Cette édition est vraiment une plongée dans l’horreur de l’après bombardement d’Hiroshima. On suit le devenir d’un de ses habitants au plus près du pendant et après ce drame, heure par heure, jour par jour, et c’est terrifiant. L’auteur nous sert scènes et chiffres pour documenter cela et lui donner encore plus de poids. Alors il y a quelques inexactitudes mais l’éditeur français les corrige à bon escient. Bravo. Cela rend le texte encore plus essentiel.
Ce fut donc un voyage au long cours des plus rudes où les artifices du shonen viennent encore accentuer ce douloureux moment, lui donnant corps. Car c’est terriblement immersif de parcourir les rues ravagées de la ville en voyant ces habitants morts vivants errant comme des zombies radioactifs. J’en frissonne rien qu’en l’écrivant. L’auteur se lâche dans leur représentation, reprenant les codes du manga horrifique comme dans Lécole emportée de Umezu débutée un an plus tôt. Il nous donne à voir des corps aux peaux fondues pour les radiations, attaqués par les vers alors même qu’ils sont en vie, avec les ventres explosant sous l’effet des gaz, avec les organes sortant… On voit des rues intégralement détruites, en ruines, en proie au feu, des rivières remplies de cadavres, des hôpitaux submergés et des choix inhumains. C’est terrifiant.
Mais au milieu de tout cela, Gen est une vraie force de la nature. Il ne cède jamais totalement au désespoir. C’est une force d’action, il se démène pour les membres survivants de sa famille, court partout, aide son prochain au besoin. On garde ainsi espoir et on ne sombre pas grâce à lui. Il fait ainsi à la fois oeuvre de lumière en haut du phare et d’animateur de cette histoire tragique, car c’est à ses côtés qu’on découvre l’après largage de bombe.

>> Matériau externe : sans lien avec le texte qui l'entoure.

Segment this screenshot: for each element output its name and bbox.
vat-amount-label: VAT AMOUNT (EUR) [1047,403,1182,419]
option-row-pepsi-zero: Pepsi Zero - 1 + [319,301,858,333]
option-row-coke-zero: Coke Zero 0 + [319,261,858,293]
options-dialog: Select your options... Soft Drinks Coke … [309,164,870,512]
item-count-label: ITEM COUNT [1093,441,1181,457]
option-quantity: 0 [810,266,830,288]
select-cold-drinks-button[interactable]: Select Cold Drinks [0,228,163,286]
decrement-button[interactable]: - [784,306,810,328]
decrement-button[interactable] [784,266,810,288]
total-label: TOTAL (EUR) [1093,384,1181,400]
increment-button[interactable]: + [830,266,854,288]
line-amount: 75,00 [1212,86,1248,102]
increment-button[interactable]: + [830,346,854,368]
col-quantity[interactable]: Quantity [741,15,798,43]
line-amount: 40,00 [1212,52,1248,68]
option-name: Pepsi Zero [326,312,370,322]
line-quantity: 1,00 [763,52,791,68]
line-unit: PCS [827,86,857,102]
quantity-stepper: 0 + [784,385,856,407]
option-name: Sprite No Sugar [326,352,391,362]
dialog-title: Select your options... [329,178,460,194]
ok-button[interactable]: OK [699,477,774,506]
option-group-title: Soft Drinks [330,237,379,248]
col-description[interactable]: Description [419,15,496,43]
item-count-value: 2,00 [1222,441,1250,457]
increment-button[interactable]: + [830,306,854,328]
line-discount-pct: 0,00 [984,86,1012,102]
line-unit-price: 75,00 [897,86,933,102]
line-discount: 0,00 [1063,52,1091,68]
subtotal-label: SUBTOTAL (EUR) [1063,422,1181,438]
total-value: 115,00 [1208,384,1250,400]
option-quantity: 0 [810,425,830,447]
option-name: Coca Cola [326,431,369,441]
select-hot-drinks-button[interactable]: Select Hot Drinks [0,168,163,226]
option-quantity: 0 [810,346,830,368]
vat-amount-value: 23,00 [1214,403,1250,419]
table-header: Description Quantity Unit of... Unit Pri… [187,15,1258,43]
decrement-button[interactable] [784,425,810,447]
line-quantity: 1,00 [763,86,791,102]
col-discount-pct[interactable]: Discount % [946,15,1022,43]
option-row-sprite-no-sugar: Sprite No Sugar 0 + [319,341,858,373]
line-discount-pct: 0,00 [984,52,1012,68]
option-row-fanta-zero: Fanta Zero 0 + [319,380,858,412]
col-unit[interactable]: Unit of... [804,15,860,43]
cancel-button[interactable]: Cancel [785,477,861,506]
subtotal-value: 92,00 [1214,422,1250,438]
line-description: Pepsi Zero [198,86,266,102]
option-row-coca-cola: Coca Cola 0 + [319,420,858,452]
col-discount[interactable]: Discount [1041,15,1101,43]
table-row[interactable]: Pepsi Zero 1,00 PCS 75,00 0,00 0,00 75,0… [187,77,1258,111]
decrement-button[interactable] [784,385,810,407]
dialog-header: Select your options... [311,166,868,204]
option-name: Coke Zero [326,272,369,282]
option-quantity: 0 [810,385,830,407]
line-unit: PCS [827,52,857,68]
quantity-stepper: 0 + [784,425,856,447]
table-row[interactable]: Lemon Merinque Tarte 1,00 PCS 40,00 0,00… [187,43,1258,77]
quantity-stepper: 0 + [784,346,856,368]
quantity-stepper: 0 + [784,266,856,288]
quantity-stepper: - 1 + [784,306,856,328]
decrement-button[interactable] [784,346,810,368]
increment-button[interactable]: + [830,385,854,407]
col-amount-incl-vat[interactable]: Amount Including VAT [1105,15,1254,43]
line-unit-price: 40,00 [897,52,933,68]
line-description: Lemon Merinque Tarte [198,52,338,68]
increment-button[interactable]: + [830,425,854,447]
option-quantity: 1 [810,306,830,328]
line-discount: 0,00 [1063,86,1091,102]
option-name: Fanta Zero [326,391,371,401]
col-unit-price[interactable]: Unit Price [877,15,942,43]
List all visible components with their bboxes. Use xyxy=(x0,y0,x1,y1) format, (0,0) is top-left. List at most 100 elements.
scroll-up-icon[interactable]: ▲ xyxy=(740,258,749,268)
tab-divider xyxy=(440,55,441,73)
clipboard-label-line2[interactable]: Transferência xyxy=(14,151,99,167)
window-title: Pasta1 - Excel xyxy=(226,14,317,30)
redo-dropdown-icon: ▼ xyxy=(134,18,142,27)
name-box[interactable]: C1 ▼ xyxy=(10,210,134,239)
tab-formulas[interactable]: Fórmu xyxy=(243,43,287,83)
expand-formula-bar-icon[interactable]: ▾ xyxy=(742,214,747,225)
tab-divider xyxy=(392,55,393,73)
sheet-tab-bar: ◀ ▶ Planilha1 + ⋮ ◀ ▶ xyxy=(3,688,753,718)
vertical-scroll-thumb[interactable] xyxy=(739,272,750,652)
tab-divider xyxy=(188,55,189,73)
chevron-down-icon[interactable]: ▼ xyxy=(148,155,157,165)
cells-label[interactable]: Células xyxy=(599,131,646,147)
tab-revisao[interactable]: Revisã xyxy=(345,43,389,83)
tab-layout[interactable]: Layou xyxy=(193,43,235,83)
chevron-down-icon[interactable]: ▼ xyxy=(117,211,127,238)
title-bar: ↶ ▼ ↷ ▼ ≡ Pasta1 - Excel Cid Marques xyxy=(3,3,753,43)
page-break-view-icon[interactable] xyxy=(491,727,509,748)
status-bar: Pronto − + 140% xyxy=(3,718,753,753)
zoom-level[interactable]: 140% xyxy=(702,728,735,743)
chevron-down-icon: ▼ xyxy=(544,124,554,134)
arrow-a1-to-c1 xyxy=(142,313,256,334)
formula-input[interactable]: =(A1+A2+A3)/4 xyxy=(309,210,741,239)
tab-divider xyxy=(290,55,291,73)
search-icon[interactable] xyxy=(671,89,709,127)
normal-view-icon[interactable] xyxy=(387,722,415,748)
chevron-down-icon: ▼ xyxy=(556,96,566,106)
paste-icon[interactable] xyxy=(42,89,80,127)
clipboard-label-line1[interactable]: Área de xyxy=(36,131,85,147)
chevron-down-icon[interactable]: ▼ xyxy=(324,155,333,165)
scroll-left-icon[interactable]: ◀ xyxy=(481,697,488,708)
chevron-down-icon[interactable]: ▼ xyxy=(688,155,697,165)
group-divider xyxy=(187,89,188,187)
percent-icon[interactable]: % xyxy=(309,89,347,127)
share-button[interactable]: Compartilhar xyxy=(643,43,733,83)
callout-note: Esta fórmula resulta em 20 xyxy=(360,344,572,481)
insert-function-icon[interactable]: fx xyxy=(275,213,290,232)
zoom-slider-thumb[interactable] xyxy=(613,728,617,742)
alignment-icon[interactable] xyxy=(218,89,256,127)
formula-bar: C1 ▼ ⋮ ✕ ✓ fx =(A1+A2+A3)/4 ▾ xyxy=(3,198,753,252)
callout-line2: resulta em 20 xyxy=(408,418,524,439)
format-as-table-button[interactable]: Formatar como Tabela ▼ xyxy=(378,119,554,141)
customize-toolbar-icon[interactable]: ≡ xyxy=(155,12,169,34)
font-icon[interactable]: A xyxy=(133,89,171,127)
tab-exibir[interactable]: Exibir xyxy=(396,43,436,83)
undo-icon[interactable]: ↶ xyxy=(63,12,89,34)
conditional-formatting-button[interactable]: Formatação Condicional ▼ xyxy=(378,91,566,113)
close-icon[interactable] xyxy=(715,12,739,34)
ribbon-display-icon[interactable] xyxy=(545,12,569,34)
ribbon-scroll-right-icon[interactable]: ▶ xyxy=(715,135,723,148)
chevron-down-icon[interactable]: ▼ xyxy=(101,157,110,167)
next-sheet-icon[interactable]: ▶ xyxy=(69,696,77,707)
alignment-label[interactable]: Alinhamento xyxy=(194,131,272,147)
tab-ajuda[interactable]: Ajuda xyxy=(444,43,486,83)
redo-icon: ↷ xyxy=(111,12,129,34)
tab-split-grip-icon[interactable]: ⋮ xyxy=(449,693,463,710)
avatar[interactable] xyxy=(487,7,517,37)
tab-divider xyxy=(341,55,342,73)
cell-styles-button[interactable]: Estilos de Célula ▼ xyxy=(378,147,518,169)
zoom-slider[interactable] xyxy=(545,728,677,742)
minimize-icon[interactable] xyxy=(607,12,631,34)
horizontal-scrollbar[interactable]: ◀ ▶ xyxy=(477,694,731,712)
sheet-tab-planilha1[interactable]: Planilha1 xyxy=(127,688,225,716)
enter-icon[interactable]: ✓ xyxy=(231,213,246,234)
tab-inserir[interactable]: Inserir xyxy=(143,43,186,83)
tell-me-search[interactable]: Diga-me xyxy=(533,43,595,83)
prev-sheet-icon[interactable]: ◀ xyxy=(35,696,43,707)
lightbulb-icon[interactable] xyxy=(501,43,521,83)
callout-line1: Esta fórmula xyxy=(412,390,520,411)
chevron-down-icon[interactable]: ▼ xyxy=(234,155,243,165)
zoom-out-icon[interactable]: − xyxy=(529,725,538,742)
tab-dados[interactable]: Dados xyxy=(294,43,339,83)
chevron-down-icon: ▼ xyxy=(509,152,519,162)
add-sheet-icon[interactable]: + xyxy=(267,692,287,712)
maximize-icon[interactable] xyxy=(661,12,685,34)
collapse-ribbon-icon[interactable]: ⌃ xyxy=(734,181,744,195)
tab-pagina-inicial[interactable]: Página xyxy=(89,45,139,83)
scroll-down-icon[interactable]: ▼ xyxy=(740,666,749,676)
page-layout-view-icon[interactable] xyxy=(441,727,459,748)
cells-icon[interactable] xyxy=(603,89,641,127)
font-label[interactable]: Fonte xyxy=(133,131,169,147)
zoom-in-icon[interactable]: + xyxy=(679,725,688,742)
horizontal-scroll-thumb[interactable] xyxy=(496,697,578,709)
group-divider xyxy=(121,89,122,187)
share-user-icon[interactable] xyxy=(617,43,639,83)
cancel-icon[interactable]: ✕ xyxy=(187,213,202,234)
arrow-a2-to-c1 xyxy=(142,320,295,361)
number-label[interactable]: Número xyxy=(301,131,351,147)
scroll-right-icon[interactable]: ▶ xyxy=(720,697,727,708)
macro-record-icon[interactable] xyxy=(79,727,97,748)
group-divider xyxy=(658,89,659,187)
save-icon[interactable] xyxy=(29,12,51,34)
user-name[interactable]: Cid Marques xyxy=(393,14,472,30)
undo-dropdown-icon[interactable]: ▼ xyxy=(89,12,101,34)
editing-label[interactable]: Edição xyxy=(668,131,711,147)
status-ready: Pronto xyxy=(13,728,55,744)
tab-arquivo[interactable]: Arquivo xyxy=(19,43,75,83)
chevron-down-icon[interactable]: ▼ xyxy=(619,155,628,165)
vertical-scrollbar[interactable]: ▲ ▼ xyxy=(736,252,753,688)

Le récit des ces heures et jours terrifiants et parfaitement reconstitué ici, de la stupéfaction, en passant par la violence et l’innommable du moment. On voit les effets directs de la bombe sur les corps et les bâtis. On en voit aussi les effets après avec ce qu’on découvrira être les radiations. On suit également les actions des survivants et de ceux qui viendront aider. La place des survivants est déchirantes, que ce soit en perdant la tête, cherchant des survivants, cherchant à survivre eux-même, se nourrir, fuir la ville, etc. Les orphelins et autres jeunes croisés m’ont beaucoup touché, de même que ce voisin coréen qui incarne tellement le racisme dont ils furent victime jusqu’au bout. Tout est si riche, si intense, si vif. Ce n’était pas facile avant, ce n’est pas facile pendant, ça ne sera pas facile après.
Je voulais lire cette saga – témoignage, je ne suis pas déçue. C’est exactement ce que j’attendais : un récit vif, cru et terrifiant, où la plongée dans le destin des habitants d’Hiroshima via la figure de Gen est terriblement intense et marquante. Survie et espoir se mélangent avec force avec le drame impossible à imaginer qu’ils vivaient. On ne peut définitivement pas sortir indemne.
Encore une fois un manga coup de poing qui a bien failli me faire pleurer. On est cette fois en plein cœur de l'horreur et des conséquences directes de la détonation de la bombe nucléaire.
Les dessins qui me surprenaient au début par leur étrangeté (dans le sens étranger à ce que je peux connaître comme codes visuels) me sont beaucoup plus familiers et je les apprécie franchement. C'est raconté avec une vérité et une franchise qui permettent à la fois de ressentir une fraction de l'horreur vécue, mais qui la rendent suffisamment supportable pour continuer la lecture.
Le troisième tome (et les suivants j'imagine, il y en a 10 en tout !) se concentrera sur la fin de la guerre et l'après guerre, ce que je trouve ultra intéressant puisque moins connu pour ma part.